J’ai repris dans mes mains Le chercheur d’or de Le Clézio….. roman aux liserés
de la vie de l’auteur ( Folio, N° 2000):
J’ai sorti de mon sac les papiers du trésor qui me restent encore, les cartes, les croquis,
les cahiers de notes que j’ai écrits ici et à Rodrigues, et je les ai brûlés sur la plage. La
vague qui passe sur le sable emporte les cendres.
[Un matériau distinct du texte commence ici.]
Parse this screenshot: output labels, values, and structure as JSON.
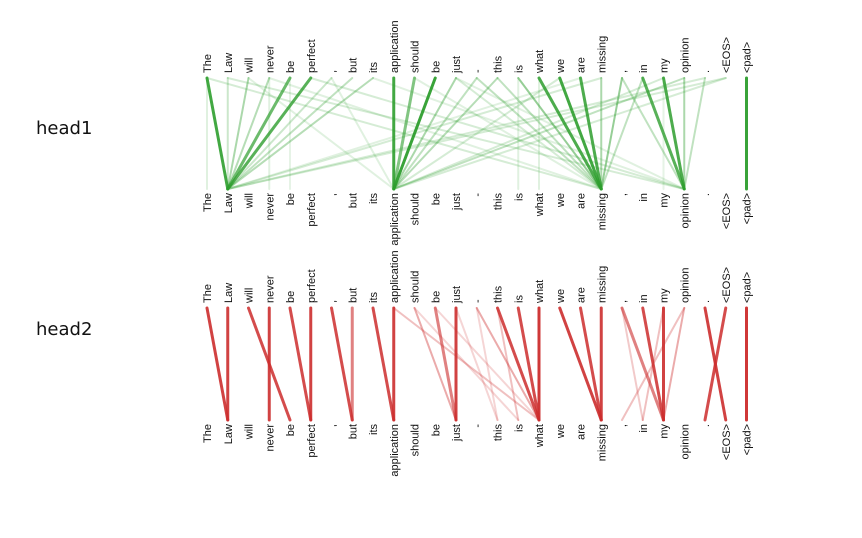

Maintenant, je sais que c’est ainsi qu’a
fait le Corsaire après avoir retiré son trésor des cachettes du ravin, à l’Anse aux Anglais.
Il a tout détruit, tout jeté à la mer. Ainsi, un jour, après avoir vécu tant de tueries et tant
de gloires, il est revenu sur ses pas et il a défait ce qu’il avait créé, pour être enfin libre
je ne suis pas venu à l’Anse aux Anglais pour laisser une trace, même si ces pages que
j’écris maintenant, ces cahiers du chercheur d’or sont la dernière phase de cette quête
(cette enquête) commencée par mon grand-père il y a plus de quatre-vingts ans. Une
trace ? Plutôt l’effacement d’une trace. En écrivant cette aventure, en mettant mes mots
là où il a mis ses pas, il me semble que je ne fais qu’achever ce qu’il a commencé,
boucler une ronde, c’est-à-dire recommencer la possibilité du secret, du mystère
Ainsi le Trésor est d’abord de trouver son identité. Et pour Le Clézio cela passe
également par un lien très fort, fusionnel avec la nature.